“Eee…tunggu dulu Mbak, ini isinya Vcd, saya mau lihat apa bisa muter nggak di komputernya Mas Arif” kataku mengarang alasan.Sedikit keberatan kelihatannya, akhirnya Mbak Nida mempersi-lahkanku untuk masuk, aku yakin dia juga kurang ngerti tentang komputer.Di dalam kamar, aku menghi-dupkan komputer dan mengope-rasikan program Vcd playernya, lalu kumasukkan Vcd-ku itu dan kujalankan. Bokep Montok Kemarin aku telah meng-intip Mbak Nida dan Mas Arif seharian, mereka kemarin ber-setubuh hanya dua kali, itupun berlangsung sangat cepat, dan yang penting bagiku, Mbak Nida tidak bisa orgasme.Malam kemarin aku juga sudah bersiap-siap dengan minum se-gelas jamu kuat, yang bisa menambah kualitas spermaku.Pagi itu, setelah aku mandi, aku berpakaian sebaik mungkin, parfum beraroma melati kuusapkan ke seluruh tubuhku, rambutku juga sudah disisir rapi.
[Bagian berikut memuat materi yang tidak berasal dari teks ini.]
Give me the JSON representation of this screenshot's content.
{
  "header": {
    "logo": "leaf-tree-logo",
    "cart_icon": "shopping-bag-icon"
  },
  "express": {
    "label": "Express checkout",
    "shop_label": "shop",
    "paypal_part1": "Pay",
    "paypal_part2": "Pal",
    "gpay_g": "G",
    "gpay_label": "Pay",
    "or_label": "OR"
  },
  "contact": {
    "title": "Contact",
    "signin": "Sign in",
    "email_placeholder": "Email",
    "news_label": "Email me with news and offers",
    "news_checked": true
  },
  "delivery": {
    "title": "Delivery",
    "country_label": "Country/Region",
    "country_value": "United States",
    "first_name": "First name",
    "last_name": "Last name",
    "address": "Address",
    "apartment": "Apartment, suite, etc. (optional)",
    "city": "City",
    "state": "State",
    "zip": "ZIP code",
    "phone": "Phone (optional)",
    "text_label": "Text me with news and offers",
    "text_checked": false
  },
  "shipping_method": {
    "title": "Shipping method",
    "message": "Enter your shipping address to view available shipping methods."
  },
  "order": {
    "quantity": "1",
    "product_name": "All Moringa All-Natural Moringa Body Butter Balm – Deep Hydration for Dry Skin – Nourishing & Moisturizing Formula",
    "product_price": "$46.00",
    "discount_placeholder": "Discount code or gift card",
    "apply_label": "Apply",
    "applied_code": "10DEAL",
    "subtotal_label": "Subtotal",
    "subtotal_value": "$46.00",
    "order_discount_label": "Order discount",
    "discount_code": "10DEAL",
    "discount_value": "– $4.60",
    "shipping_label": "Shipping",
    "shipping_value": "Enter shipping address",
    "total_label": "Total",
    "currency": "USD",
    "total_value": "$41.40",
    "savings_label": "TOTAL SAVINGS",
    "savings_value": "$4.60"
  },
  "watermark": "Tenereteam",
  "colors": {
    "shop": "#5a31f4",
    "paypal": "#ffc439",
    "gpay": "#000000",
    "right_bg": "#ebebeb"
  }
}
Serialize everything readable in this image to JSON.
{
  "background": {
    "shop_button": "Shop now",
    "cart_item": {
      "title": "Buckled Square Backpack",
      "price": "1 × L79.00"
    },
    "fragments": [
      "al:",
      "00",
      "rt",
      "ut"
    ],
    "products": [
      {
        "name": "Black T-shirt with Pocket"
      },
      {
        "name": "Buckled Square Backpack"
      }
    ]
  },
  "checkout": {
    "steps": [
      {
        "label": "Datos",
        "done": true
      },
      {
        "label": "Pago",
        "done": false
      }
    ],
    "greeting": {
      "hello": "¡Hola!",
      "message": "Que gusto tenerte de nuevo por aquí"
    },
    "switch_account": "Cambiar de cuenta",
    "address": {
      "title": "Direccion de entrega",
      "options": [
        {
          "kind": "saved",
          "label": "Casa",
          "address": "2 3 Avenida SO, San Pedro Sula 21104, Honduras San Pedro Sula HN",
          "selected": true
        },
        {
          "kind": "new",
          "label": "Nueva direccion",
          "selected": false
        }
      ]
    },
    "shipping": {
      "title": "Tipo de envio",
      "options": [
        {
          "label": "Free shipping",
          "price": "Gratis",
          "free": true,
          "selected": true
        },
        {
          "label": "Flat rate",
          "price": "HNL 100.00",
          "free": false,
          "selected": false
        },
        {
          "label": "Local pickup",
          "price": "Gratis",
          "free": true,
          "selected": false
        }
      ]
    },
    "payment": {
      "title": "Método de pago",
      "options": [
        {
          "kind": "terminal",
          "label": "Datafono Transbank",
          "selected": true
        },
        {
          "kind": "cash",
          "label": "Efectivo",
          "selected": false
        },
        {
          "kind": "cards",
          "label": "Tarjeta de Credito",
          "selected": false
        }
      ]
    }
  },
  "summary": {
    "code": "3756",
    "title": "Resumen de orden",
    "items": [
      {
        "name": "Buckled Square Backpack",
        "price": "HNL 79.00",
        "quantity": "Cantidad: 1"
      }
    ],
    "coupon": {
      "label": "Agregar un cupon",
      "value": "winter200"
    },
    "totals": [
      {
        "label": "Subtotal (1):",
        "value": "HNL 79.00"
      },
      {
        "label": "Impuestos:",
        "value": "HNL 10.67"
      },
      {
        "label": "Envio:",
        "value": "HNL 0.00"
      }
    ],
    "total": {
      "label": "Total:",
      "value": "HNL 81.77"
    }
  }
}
Lalu akupun masuk ke kamarnya melalui pintu yang sedari tadi terbuka.Mbak Nida kaget, melihatku mengikuti langkahnya,
“Eeeh…kamu kok ikut masuk juga ?!”
Sambil menutup pintu, tenang aku menjawab,“Alaa….Mbak jangan munafiklah, tokh Mbak juga menyukai Vcd porno itu, saya lihat Mbak sampai masturbasi segala”
“Kurang ajar kamu !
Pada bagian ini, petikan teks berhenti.